Ket'e Kesu. Les tombes suspendues tombées au sol révèlent les ossements qu'elles contiennent. Pays Toraja, Sulawesi, Indonésie. Juillet 2010.
Ket’e Kesu. Les tombes suspendues tombées au sol révèlent les ossements qu’elles contiennent.

Rien de morbide ni de sinistre dans tout ça. En tout cas, c’est ainsi que je l’ai ressenti. Les sites funéraires autour de Rantepao font partie du paysage. Ce ne sont pas des lieux tristes et clos comme nos cimetières. Au détour d’une route, d’un chemin, à l’entrée d’un village, au milieu d’une rizière, on peut tomber sur un gros rocher rond, percé de tombes. Certaines sont ornées d’une tête de buffle, de la croix chrétienne, coiffées d’un toit tongkonan.

C’est ainsi. La mort n’est pas cachée. Elle fait partie de la vie.

Tombe. Pays Toraja, Sulawesi, Indonésie. Juillet 2010.
Tombes au bord de la route, dans la campagne toraja.

Revenir

Ma première journée en pays Toraja, avec cette spectaculaire cérémonie funéraire, puis la visite des sites de Ket’e Kesu et Londa, ressemble beaucoup à celle que j’avais vécue il y a trois ans. Un « classique » des circuits touristiques.

Mais cette sensation de « déjà-vu » me plaît. Revoir, redécouvrir, revivre… Revenir en des lieux que j’ai aimés fait aussi partie des joies du voyage. C’est un peu comme si je reprenais le fil du périple antérieur.
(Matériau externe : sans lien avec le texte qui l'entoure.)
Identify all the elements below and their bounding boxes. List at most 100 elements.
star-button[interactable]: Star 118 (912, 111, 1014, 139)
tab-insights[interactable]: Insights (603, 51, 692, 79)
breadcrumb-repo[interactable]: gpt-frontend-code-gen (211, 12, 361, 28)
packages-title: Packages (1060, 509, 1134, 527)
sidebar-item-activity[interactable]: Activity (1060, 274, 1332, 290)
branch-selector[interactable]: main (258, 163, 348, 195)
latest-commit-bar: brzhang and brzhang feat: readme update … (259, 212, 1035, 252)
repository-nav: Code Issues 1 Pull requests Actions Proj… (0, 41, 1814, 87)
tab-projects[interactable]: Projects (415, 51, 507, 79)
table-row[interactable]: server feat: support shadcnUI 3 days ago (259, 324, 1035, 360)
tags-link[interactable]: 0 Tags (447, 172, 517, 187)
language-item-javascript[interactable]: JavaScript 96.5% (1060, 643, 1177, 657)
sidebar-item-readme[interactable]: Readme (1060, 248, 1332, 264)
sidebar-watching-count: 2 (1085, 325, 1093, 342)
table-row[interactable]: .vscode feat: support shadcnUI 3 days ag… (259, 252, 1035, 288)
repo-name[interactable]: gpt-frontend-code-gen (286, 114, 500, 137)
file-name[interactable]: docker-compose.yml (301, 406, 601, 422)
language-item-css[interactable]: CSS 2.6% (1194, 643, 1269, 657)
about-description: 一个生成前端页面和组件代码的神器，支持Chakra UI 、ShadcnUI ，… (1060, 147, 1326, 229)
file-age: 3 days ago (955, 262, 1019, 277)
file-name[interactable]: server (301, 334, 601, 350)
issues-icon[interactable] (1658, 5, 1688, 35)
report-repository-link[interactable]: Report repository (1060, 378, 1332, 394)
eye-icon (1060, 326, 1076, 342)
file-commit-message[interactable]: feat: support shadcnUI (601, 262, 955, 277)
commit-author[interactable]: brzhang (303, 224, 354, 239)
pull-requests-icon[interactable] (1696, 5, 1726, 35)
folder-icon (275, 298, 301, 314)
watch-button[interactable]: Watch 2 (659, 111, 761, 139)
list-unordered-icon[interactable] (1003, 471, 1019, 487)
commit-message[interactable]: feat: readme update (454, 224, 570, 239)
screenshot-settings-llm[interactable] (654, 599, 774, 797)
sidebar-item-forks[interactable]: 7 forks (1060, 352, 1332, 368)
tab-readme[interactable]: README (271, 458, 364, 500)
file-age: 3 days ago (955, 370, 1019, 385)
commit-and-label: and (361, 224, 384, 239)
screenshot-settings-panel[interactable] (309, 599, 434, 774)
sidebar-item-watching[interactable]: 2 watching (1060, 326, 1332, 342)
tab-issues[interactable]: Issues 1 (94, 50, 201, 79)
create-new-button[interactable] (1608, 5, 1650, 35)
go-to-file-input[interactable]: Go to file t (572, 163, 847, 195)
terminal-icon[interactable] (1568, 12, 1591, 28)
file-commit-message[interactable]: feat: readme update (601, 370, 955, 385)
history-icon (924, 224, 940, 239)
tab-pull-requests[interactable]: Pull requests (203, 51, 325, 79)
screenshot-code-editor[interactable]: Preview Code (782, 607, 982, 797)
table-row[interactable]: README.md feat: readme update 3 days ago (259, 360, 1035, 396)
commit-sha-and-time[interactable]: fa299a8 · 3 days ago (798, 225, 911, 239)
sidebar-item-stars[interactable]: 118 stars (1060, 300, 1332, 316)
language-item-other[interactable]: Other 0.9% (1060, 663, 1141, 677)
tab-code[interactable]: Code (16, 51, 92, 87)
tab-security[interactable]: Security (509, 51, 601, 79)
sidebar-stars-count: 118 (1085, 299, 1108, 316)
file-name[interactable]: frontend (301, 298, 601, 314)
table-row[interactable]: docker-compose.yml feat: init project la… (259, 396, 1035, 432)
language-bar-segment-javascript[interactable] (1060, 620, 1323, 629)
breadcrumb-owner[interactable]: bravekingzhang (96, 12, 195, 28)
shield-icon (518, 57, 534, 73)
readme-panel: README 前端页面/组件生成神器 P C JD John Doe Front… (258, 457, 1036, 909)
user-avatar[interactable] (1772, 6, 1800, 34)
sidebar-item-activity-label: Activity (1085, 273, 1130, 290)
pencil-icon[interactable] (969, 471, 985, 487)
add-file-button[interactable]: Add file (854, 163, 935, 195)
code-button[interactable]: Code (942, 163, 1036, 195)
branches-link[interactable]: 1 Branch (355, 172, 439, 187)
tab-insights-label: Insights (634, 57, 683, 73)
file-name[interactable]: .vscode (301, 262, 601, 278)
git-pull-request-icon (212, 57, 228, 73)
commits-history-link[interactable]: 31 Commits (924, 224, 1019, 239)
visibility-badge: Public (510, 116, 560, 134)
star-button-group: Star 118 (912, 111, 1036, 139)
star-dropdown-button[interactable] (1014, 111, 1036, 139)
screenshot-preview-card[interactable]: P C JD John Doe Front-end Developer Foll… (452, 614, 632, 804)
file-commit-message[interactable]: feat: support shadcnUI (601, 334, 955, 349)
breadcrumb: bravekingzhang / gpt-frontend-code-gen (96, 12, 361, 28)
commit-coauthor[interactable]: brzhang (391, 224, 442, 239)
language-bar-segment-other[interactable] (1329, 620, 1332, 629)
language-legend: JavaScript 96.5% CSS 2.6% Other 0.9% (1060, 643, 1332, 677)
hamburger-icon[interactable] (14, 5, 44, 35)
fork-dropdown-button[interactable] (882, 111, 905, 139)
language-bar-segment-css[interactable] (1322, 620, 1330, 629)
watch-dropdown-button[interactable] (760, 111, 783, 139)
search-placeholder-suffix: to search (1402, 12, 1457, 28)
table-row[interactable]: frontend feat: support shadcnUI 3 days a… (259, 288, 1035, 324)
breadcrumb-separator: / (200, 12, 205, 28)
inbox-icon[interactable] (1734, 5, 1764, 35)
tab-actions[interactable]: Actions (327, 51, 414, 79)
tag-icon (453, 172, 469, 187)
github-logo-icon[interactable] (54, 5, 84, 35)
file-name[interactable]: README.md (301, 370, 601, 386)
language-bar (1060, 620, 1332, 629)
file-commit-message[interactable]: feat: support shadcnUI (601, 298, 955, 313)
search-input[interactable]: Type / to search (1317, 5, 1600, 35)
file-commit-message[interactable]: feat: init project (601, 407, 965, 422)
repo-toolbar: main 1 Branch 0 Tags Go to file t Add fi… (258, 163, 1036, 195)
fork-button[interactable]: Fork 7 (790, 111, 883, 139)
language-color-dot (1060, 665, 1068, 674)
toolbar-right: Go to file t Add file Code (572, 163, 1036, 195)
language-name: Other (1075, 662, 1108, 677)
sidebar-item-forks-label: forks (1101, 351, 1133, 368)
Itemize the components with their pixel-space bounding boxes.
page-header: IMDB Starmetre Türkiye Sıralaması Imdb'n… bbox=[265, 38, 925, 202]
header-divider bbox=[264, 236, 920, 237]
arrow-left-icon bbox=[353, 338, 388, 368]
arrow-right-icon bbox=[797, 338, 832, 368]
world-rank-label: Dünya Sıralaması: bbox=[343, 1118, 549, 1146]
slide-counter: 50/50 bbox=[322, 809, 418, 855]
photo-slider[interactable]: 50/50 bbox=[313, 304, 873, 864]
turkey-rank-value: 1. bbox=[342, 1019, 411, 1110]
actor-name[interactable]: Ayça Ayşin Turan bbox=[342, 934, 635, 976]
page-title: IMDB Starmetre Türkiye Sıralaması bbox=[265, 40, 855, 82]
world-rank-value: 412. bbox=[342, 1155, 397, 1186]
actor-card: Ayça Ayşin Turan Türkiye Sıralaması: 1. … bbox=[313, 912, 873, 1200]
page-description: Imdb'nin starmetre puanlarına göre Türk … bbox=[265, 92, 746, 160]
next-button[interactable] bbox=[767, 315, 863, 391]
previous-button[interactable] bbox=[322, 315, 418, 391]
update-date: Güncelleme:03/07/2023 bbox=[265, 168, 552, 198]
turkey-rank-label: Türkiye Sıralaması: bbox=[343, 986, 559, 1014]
La visite des sites n’est finalement qu’un prétexte pour découvrir les alentours. La balade en elle-même, au milieu des rizières, suffit à mon bonheur. Il fait grand soleil en début de matinée et je me dis que je n’aimerais pas être à la place de ces petites silhouettes laborieuses que je vois courbées dans la boue des rizières, en plein cagnard.

Le long de la route, les paysans vannent le riz ou l’étalent sur des bâches pour le faire sécher. Les gens nous saluent gaiement, d’autre nous contemplent avec des yeux étonnés, des enfants se moquent de nous…

J’ai eu raison de revenir. C’est si beau !

Rizières. Pays Toraja, Sulawesi, Indonésie. Juillet 2010.

Église en pays Toraja, Sulawesi, Indonésie. Juillet 2010.

Rizières. Pays Toraja, Sulawesi, Indonésie. Juillet 2010.

Pays Toraja, Sulawesi, Indonésie. Juillet 2010.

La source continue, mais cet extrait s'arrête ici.